Nei giorni scorsi è stato reso noto un comunicato congiunto del sindacato FILLEA CGIL e del coordinamento Salviamo il paesaggio dal titolo “Per la tutela del territorio e del paesaggio, un futuro alle lavoratrice e ai lavoratori delle costruzioni: consumo di suolo zero”.

Che un appello a limitare drasticamente il consumo di suolo lo sottoscriva il coordinamento Salviamo il paesaggio, non fa notizia. Lo fa invece che sia sottoscritto anche da un importante sindacato rappresentativo della categoria degli edili. E tanto più questo fa piacere in un momento in cui l’edilizia è in forte crisi, come dimostrato ampiamente dal calo di vendite degli immobili sul territorio nazionale.

È un sintomo questo, insieme al Piano Territoriale di Coordinamento della Provincia di Torino che ha consentito di bloccare un nuovo insediamento Ikea su terreni agricoli, insieme al disegno di legge dell’allora Ministro Catania che aveva lo scopo di tutelare sempre il terreno agricolo.

Ed insieme a quelle voci autorevoli come quella del professor Settis, che continuano sempre meno solitariamente a condurre le loro battaglie per quel bene idealmente tutelato dall’art. 9 dalla Costituzione, ma costantemente e pervicacemente distrutto dalla politica quotidiana: il paesaggio.

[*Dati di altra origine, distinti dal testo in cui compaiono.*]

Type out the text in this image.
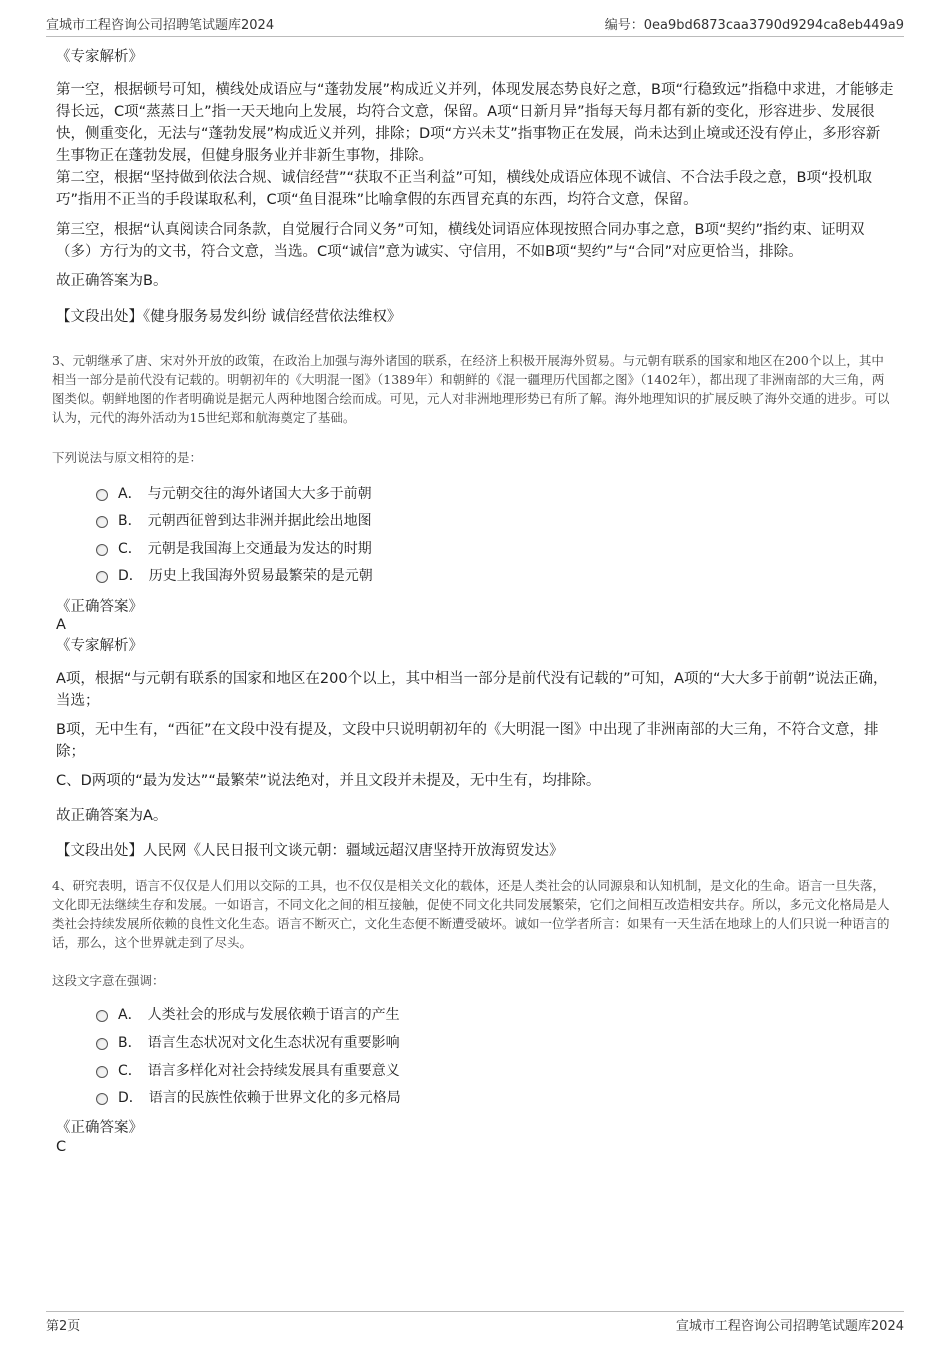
宣城市工程咨询公司招聘笔试题库2024	编号：0ea9bd6873caa3790d9294ca8eb449a9
《专家解析》

第一空，根据顿号可知，横线处成语应与“蓬勃发展”构成近义并列，体现发展态势良好之意，B项“行稳致远”指稳中求进，才能够走得长远，C项“蒸蒸日上”指一天天地向上发展，均符合文意，保留。A项“日新月异”指每天每月都有新的变化，形容进步、发展很快，侧重变化，无法与“蓬勃发展”构成近义并列，排除；D项“方兴未艾”指事物正在发展，尚未达到止境或还没有停止，多形容新生事物正在蓬勃发展，但健身服务业并非新生事物，排除。

第二空，根据“坚持做到依法合规、诚信经营”“获取不正当利益”可知，横线处成语应体现不诚信、不合法手段之意，B项“投机取巧”指用不正当的手段谋取私利，C项“鱼目混珠”比喻拿假的东西冒充真的东西，均符合文意，保留。

第三空，根据“认真阅读合同条款，自觉履行合同义务”可知，横线处词语应体现按照合同办事之意，B项“契约”指约束、证明双（多）方行为的文书，符合文意，当选。C项“诚信”意为诚实、守信用，不如B项“契约”与“合同”对应更恰当，排除。

故正确答案为B。
【文段出处】《健身服务易发纠纷 诚信经营依法维权》

3、元朝继承了唐、宋对外开放的政策，在政治上加强与海外诸国的联系，在经济上积极开展海外贸易。与元朝有联系的国家和地区在200个以上，其中相当一部分是前代没有记载的。明朝初年的《大明混一图》（1389年）和朝鲜的《混一疆理历代国都之图》（1402年），都出现了非洲南部的大三角，两图类似。朝鲜地图的作者明确说是据元人两种地图合绘而成。可见，元人对非洲地理形势已有所了解。海外地理知识的扩展反映了海外交通的进步。可以认为，元代的海外活动为15世纪郑和航海奠定了基础。

下列说法与原文相符的是：
A． 与元朝交往的海外诸国大大多于前朝
B． 元朝西征曾到达非洲并据此绘出地图
C． 元朝是我国海上交通最为发达的时期
D． 历史上我国海外贸易最繁荣的是元朝
《正确答案》
A
《专家解析》

A项，根据“与元朝有联系的国家和地区在200个以上，其中相当一部分是前代没有记载的”可知，A项的“大大多于前朝”说法正确，当选；

B项，无中生有，“西征”在文段中没有提及，文段中只说明朝初年的《大明混一图》中出现了非洲南部的大三角，不符合文意，排除；

C、D两项的“最为发达”“最繁荣”说法绝对，并且文段并未提及，无中生有，均排除。
故正确答案为A。
【文段出处】人民网《人民日报刊文谈元朝：疆域远超汉唐坚持开放海贸发达》

4、研究表明，语言不仅仅是人们用以交际的工具，也不仅仅是相关文化的载体，还是人类社会的认同源泉和认知机制，是文化的生命。语言一旦失落，文化即无法继续生存和发展。一如语言，不同文化之间的相互接触，促使不同文化共同发展繁荣，它们之间相互改造相安共存。所以，多元文化格局是人类社会持续发展所依赖的良性文化生态。语言不断灭亡，文化生态便不断遭受破坏。诚如一位学者所言：如果有一天生活在地球上的人们只说一种语言的话，那么，这个世界就走到了尽头。

这段文字意在强调：
A． 人类社会的形成与发展依赖于语言的产生
B． 语言生态状况对文化生态状况有重要影响
C． 语言多样化对社会持续发展具有重要意义
D． 语言的民族性依赖于世界文化的多元格局
《正确答案》
C
第2页	宣城市工程咨询公司招聘笔试题库2024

Certo, occorre un mutamento nel comune modo di sentire, e cioè che costruire equivalga a sviluppo, purtroppo radicatosi nella nostra mentalità dall’epoca del boom economico in poi. Ma soprattutto occorre che i partiti non sano più i referenti in Parlamento della lobby delle costruzioni. Non si tratterà, in prospettiva, di non costruire più, si tratterà di ricostruire l’esistente, o di costruire sulle aree dismesse o degradate. Del resto, costruire per cosa e per chi? Grandi opere che non servono e portano ulteriori sconvolgimenti ad un territorio già geologicamente instabile? Nuove abitazioni quando non trovano compratori ed il numero degli alloggi vuoti o sfitti è in costante aumento? Ha un senso tutto questo? Ha un senso, come predico sempre, “rubarci il futuro”?